In the cardiovascular system, two types of voltage‐gated Ca²⁺ channels are present: the L‐type and the T‐type. Under normal conditions, T‐type Ca²⁺ channels are involved in the maintenance of vascular tone and cardiac automaticity but, since they are not present in contractile myocardial cells, they do not contribute significantly to myocardial contraction. In experimental models of cardiac hypertrophy, myocardial T‐type Ca²⁺ channels are upregulated, which could contribute to the increased incidence of ventricular arrhythmia. In addition, T‐type Ca²⁺ channels participate in the regulation of cell proliferation and neurohormonal secretion; through these pathways, T‐type Ca²⁺ channels might participate in myocardial remodeling. The pathophysiological role of T‐type Ca²⁺ channels in heart failure has been investigated using mibefradil, a Ca²⁺ antagonist that is 10‐50 times more potent at blocking T‐type than L‐type Ca²⁺ channels.
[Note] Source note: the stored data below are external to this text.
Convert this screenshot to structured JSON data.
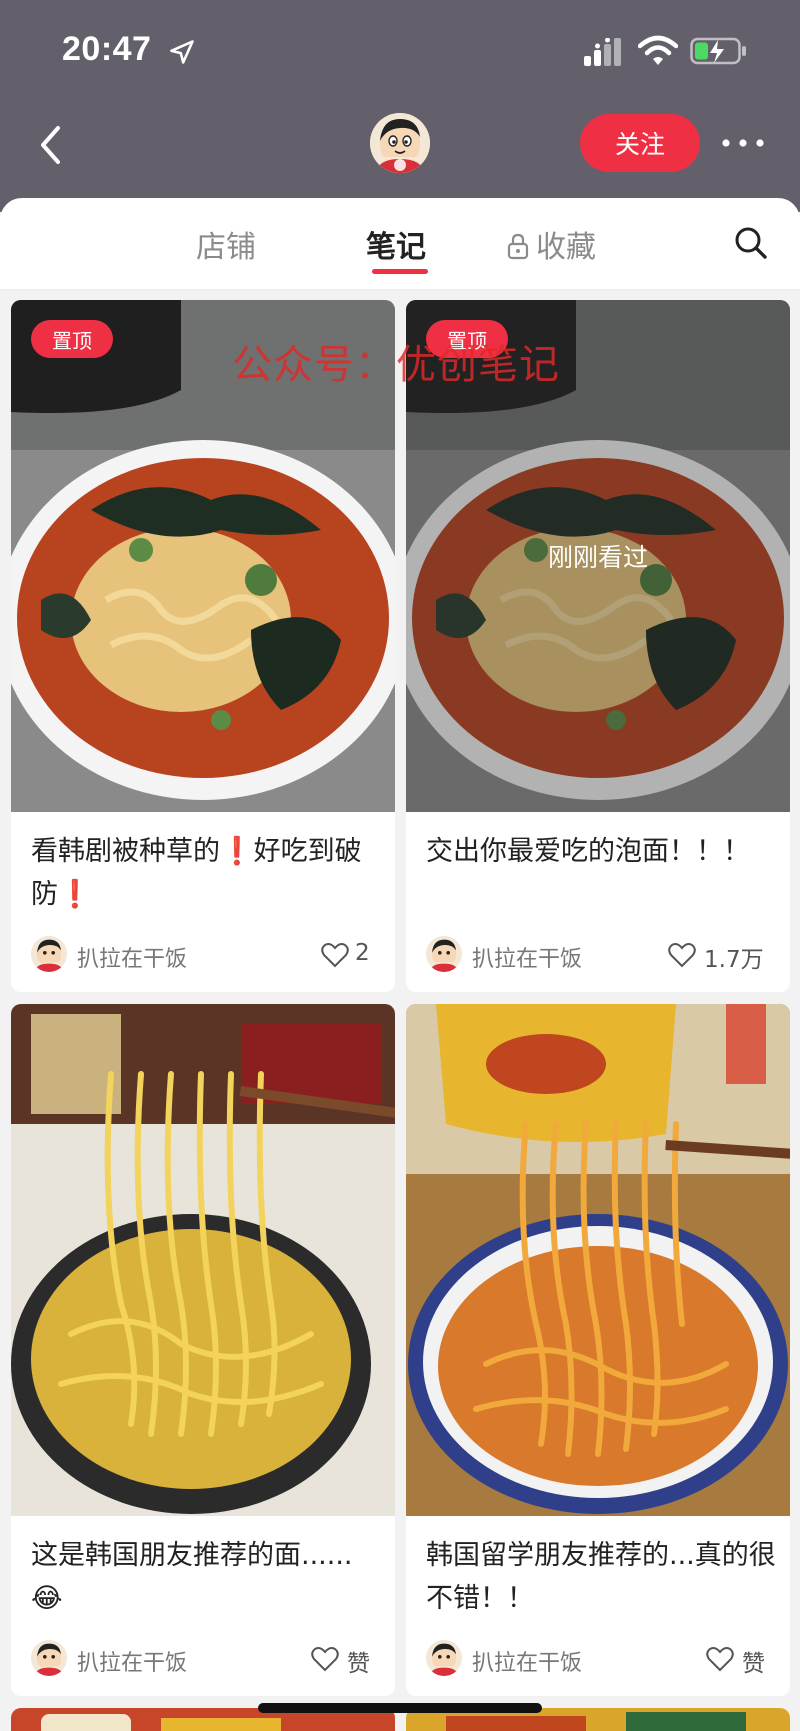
{
  "status_bar": {
    "time": "20:47",
    "icons": [
      "location-arrow-icon",
      "cellular-signal-icon",
      "wifi-icon",
      "battery-charging-icon"
    ]
  },
  "nav": {
    "back_icon": "chevron-left-icon",
    "follow_label": "关注",
    "more_icon": "ellipsis-icon"
  },
  "tabs": {
    "shop": "店铺",
    "notes": "笔记",
    "favorites": "收藏",
    "favorites_icon": "lock-icon",
    "search_icon": "search-icon",
    "active": "notes"
  },
  "watermark": "公众号：优创笔记",
  "colors": {
    "accent": "#ee2f44",
    "header_bg": "#63606b",
    "page_bg": "#f2f2f2"
  },
  "cards": [
    {
      "badge": "置顶",
      "title": "看韩剧被种草的❗好吃到破防❗",
      "author": "扒拉在干饭",
      "likes": "2",
      "cover": "ramen bowl with seaweed"
    },
    {
      "badge": "置顶",
      "overlay": "刚刚看过",
      "title": "交出你最爱吃的泡面！！！",
      "author": "扒拉在干饭",
      "likes": "1.7万",
      "cover": "ramen bowl with seaweed"
    },
    {
      "title": "这是韩国朋友推荐的面......😂",
      "author": "扒拉在干饭",
      "likes": "赞",
      "cover": "yellow noodles lifted with chopsticks"
    },
    {
      "title": "韩国留学朋友推荐的...真的很不错！！",
      "author": "扒拉在干饭",
      "likes": "赞",
      "cover": "spicy noodles lifted with chopsticks"
    }
  ]
}
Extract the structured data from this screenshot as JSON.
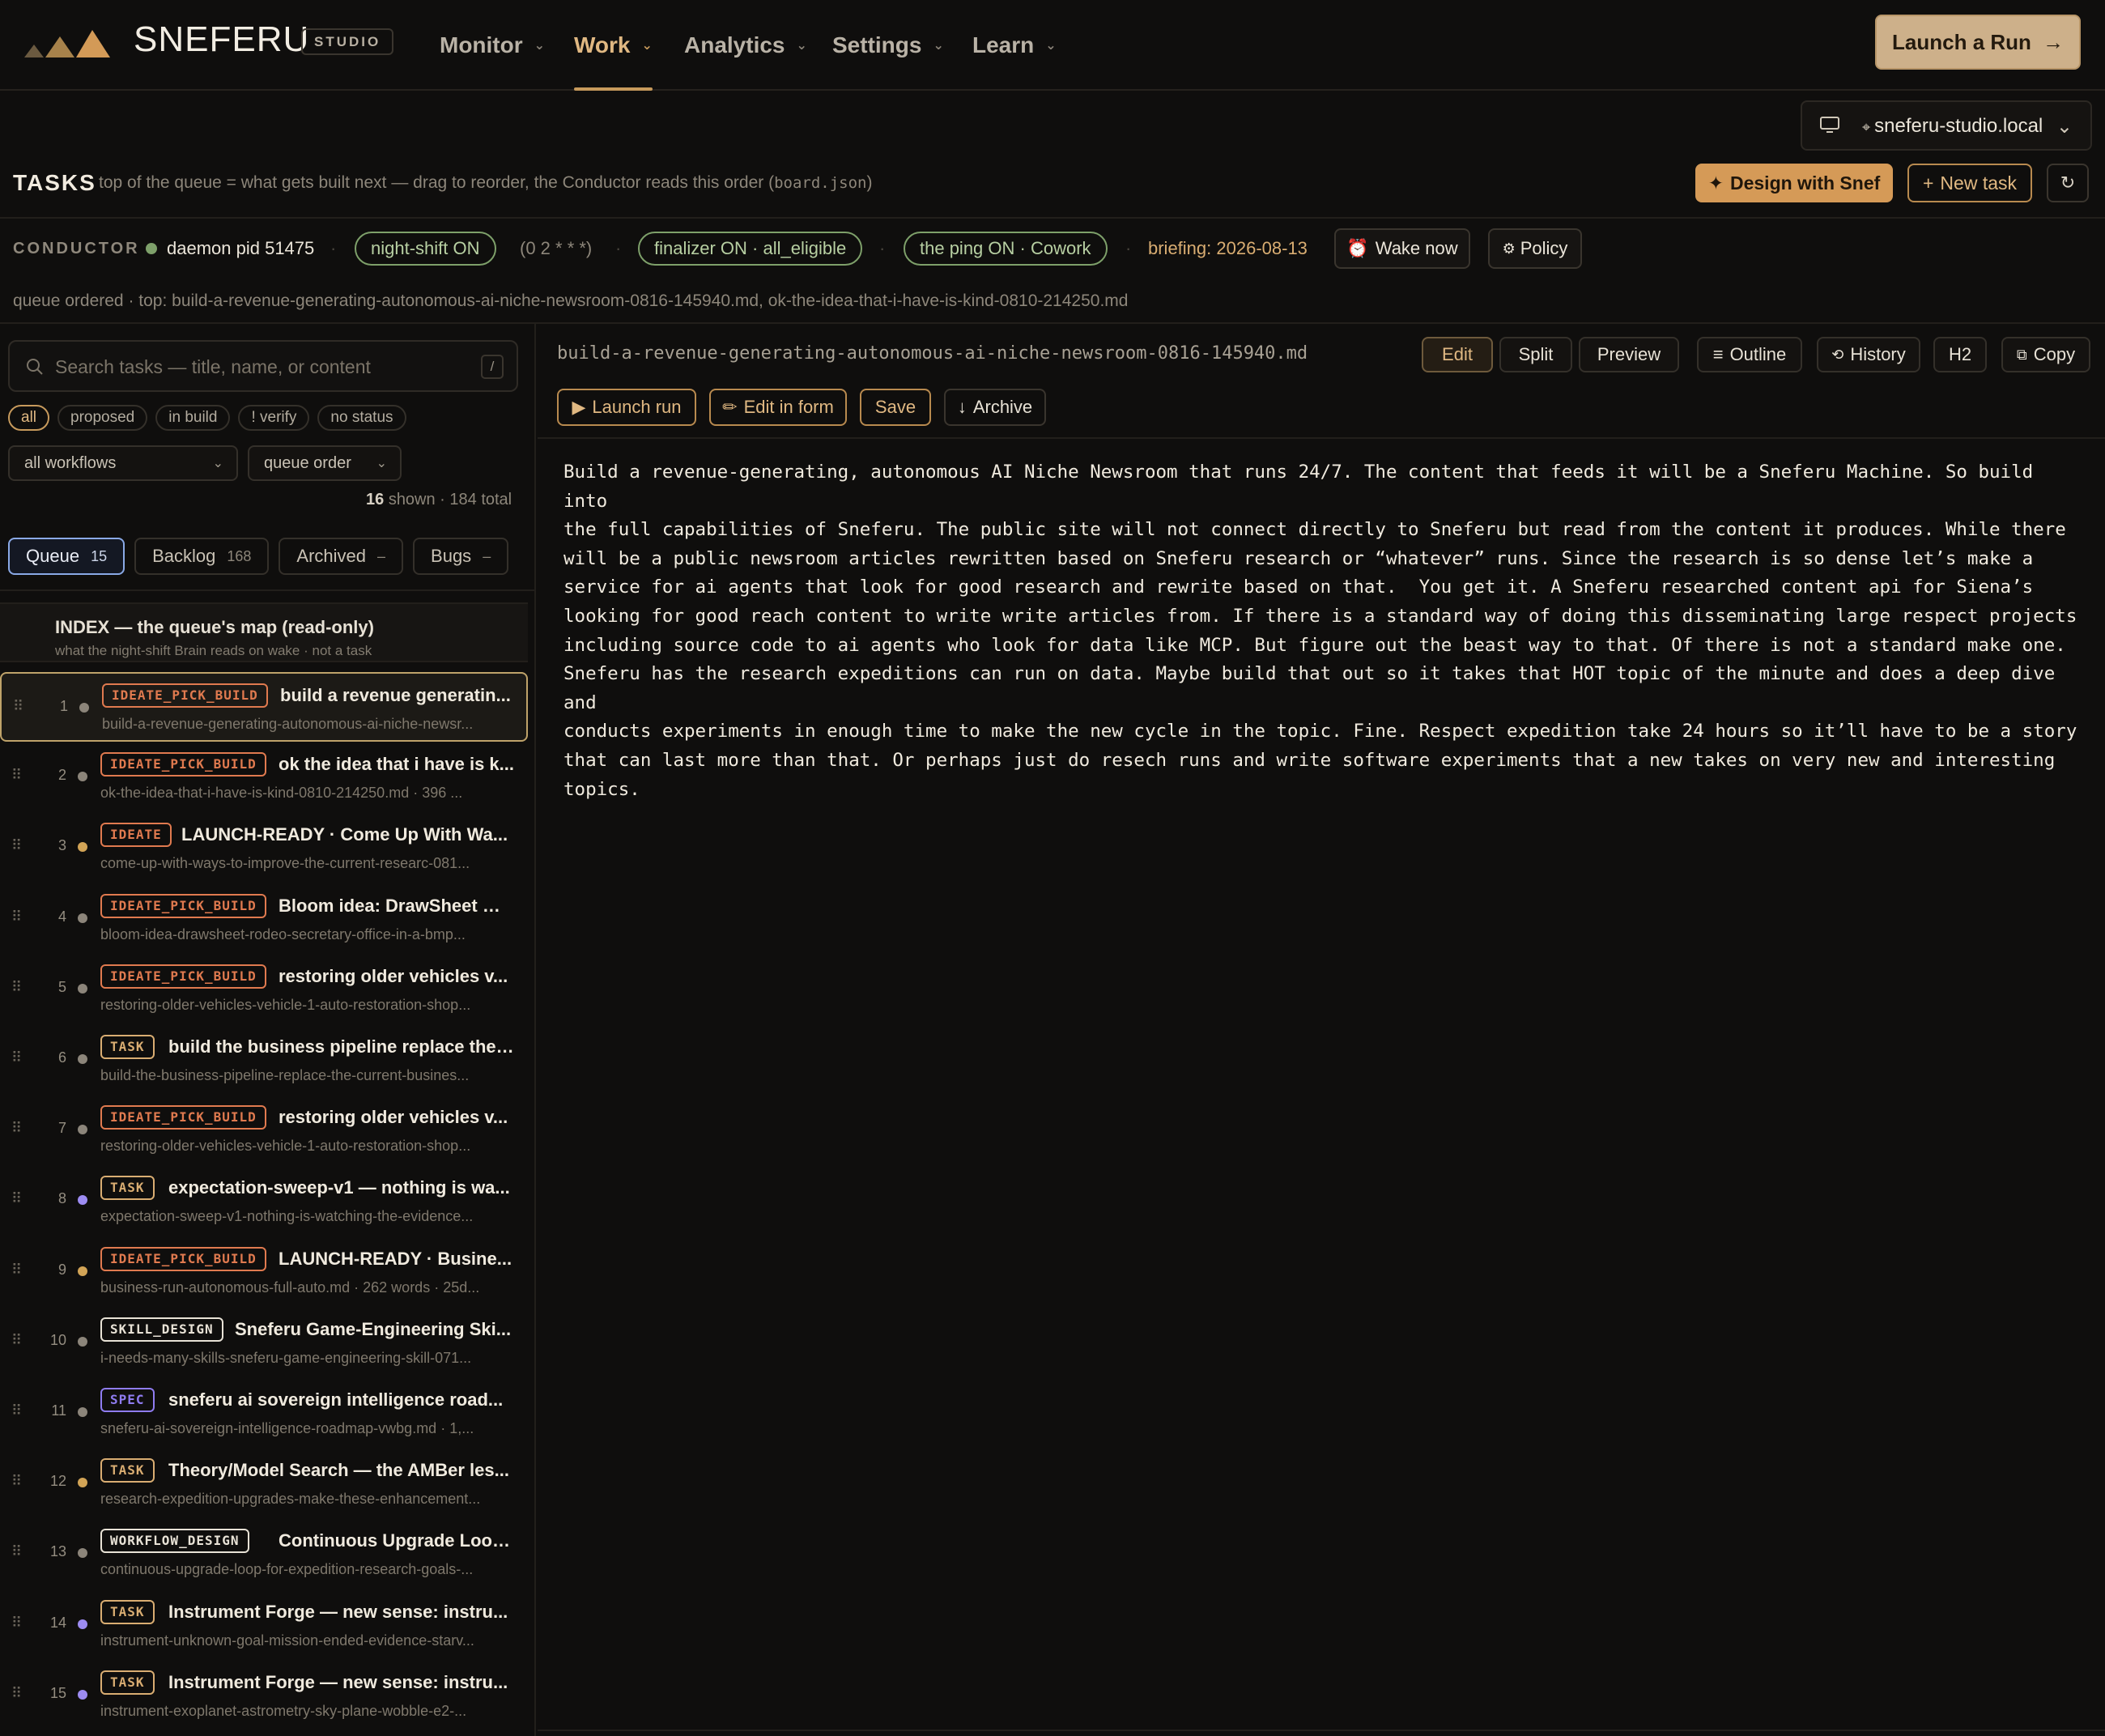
{
  "app": {
    "brand": "SNEFERU",
    "studio": "STUDIO"
  },
  "nav": [
    {
      "label": "Monitor",
      "active": false
    },
    {
      "label": "Work",
      "active": true
    },
    {
      "label": "Analytics",
      "active": false
    },
    {
      "label": "Settings",
      "active": false
    },
    {
      "label": "Learn",
      "active": false
    }
  ],
  "header": {
    "launch_label": "Launch a Run",
    "host": "sneferu-studio.local"
  },
  "tasks": {
    "title": "TASKS",
    "subtitle_pre": "top of the queue = what gets built next — drag to reorder, the Conductor reads this order (",
    "subtitle_code": "board.json",
    "subtitle_post": ")",
    "design_label": "Design with Snef",
    "new_label": "New task",
    "refresh_glyph": "↻"
  },
  "conductor": {
    "label": "CONDUCTOR",
    "daemon": "daemon pid 51475",
    "night_shift": "night-shift ON",
    "cron": "(0 2 * * *)",
    "finalizer": "finalizer ON · all_eligible",
    "ping": "the ping ON · Cowork",
    "briefing": "briefing: 2026-08-13",
    "wake_label": "Wake now",
    "policy_label": "Policy",
    "queue_ordered": "queue ordered · top: build-a-revenue-generating-autonomous-ai-niche-newsroom-0816-145940.md, ok-the-idea-that-i-have-is-kind-0810-214250.md"
  },
  "sidebar": {
    "search_placeholder": "Search tasks — title, name, or content",
    "search_key": "/",
    "filters": [
      "all",
      "proposed",
      "in build",
      "! verify",
      "no status"
    ],
    "workflow_select": "all workflows",
    "order_select": "queue order",
    "shown_count": "16",
    "shown_label": "shown · 184 total",
    "tabs": [
      {
        "label": "Queue",
        "count": "15"
      },
      {
        "label": "Backlog",
        "count": "168"
      },
      {
        "label": "Archived",
        "count": "–"
      },
      {
        "label": "Bugs",
        "count": "–"
      }
    ],
    "index_title": "INDEX — the queue's map (read-only)",
    "index_sub": "what the night-shift Brain reads on wake · not a task",
    "rows": [
      {
        "num": "1",
        "badge": "IDEATE_PICK_BUILD",
        "title": "build a revenue generatin...",
        "sub": "build-a-revenue-generating-autonomous-ai-niche-newsr..."
      },
      {
        "num": "2",
        "badge": "IDEATE_PICK_BUILD",
        "title": "ok the idea that i have is k...",
        "sub": "ok-the-idea-that-i-have-is-kind-0810-214250.md · 396 ..."
      },
      {
        "num": "3",
        "badge": "IDEATE",
        "title": "LAUNCH-READY · Come Up With Wa...",
        "sub": "come-up-with-ways-to-improve-the-current-researc-081..."
      },
      {
        "num": "4",
        "badge": "IDEATE_PICK_BUILD",
        "title": "Bloom idea: DrawSheet —...",
        "sub": "bloom-idea-drawsheet-rodeo-secretary-office-in-a-bmp..."
      },
      {
        "num": "5",
        "badge": "IDEATE_PICK_BUILD",
        "title": "restoring older vehicles v...",
        "sub": "restoring-older-vehicles-vehicle-1-auto-restoration-shop..."
      },
      {
        "num": "6",
        "badge": "TASK",
        "title": "build the business pipeline replace the ...",
        "sub": "build-the-business-pipeline-replace-the-current-busines..."
      },
      {
        "num": "7",
        "badge": "IDEATE_PICK_BUILD",
        "title": "restoring older vehicles v...",
        "sub": "restoring-older-vehicles-vehicle-1-auto-restoration-shop..."
      },
      {
        "num": "8",
        "badge": "TASK",
        "title": "expectation-sweep-v1 — nothing is wa...",
        "sub": "expectation-sweep-v1-nothing-is-watching-the-evidence..."
      },
      {
        "num": "9",
        "badge": "IDEATE_PICK_BUILD",
        "title": "LAUNCH-READY · Busine...",
        "sub": "business-run-autonomous-full-auto.md · 262 words · 25d..."
      },
      {
        "num": "10",
        "badge": "SKILL_DESIGN",
        "title": "Sneferu Game-Engineering Ski...",
        "sub": "i-needs-many-skills-sneferu-game-engineering-skill-071..."
      },
      {
        "num": "11",
        "badge": "SPEC",
        "title": "sneferu ai sovereign intelligence road...",
        "sub": "sneferu-ai-sovereign-intelligence-roadmap-vwbg.md · 1,..."
      },
      {
        "num": "12",
        "badge": "TASK",
        "title": "Theory/Model Search — the AMBer les...",
        "sub": "research-expedition-upgrades-make-these-enhancement..."
      },
      {
        "num": "13",
        "badge": "WORKFLOW_DESIGN",
        "title": "Continuous Upgrade Loop...",
        "sub": "continuous-upgrade-loop-for-expedition-research-goals-..."
      },
      {
        "num": "14",
        "badge": "TASK",
        "title": "Instrument Forge — new sense: instru...",
        "sub": "instrument-unknown-goal-mission-ended-evidence-starv..."
      },
      {
        "num": "15",
        "badge": "TASK",
        "title": "Instrument Forge — new sense: instru...",
        "sub": "instrument-exoplanet-astrometry-sky-plane-wobble-e2-..."
      }
    ]
  },
  "editor": {
    "filename": "build-a-revenue-generating-autonomous-ai-niche-newsroom-0816-145940.md",
    "view_buttons": [
      "Edit",
      "Split",
      "Preview"
    ],
    "outline_label": "Outline",
    "history_label": "History",
    "h2_label": "H2",
    "copy_label": "Copy",
    "launch_run_label": "Launch run",
    "edit_form_label": "Edit in form",
    "save_label": "Save",
    "archive_label": "Archive",
    "content": "Build a revenue-generating, autonomous AI Niche Newsroom that runs 24/7. The content that feeds it will be a Sneferu Machine. So build into\nthe full capabilities of Sneferu. The public site will not connect directly to Sneferu but read from the content it produces. While there\nwill be a public newsroom articles rewritten based on Sneferu research or “whatever” runs. Since the research is so dense let’s make a\nservice for ai agents that look for good research and rewrite based on that.  You get it. A Sneferu researched content api for Siena’s\nlooking for good reach content to write write articles from. If there is a standard way of doing this disseminating large respect projects\nincluding source code to ai agents who look for data like MCP. But figure out the beast way to that. Of there is not a standard make one.\nSneferu has the research expeditions can run on data. Maybe build that out so it takes that HOT topic of the minute and does a deep dive and\nconducts experiments in enough time to make the new cycle in the topic. Fine. Respect expedition take 24 hours so it’ll have to be a story\nthat can last more than that. Or perhaps just do resech runs and write software experiments that a new takes on very new and interesting\ntopics."
  },
  "colors": {
    "accent": "#c79a5c",
    "green": "#7ea06a",
    "badge_orange": "#e07a4f",
    "badge_gold": "#d9ad72",
    "badge_white": "#e8e2d6",
    "badge_purple": "#8f7cf0",
    "dot_gray": "#8c857a",
    "dot_gold": "#d2a456",
    "dot_purple": "#9d8cf2"
  }
}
In contrast with classic L‐type Ca²⁺ channel antagonists, mibefradil appears beneficial in many animal models of heart failure; in particular, it does not exert negative inotropic effects nor does it stimulate the neurohormonal system. Furthermore, in the Pfeffer rat model, blockade of T‐type Ca²⁺ channels with mibefradil is associated with an improved survival rate. In humans, however, major metabolic drug interactions independent of T‐type Ca²⁺ channel blockade made it impossible to determine the efficacy of mibefradil in treating heart failure; indeed, these interactions led to the withdrawal of the drug from the market.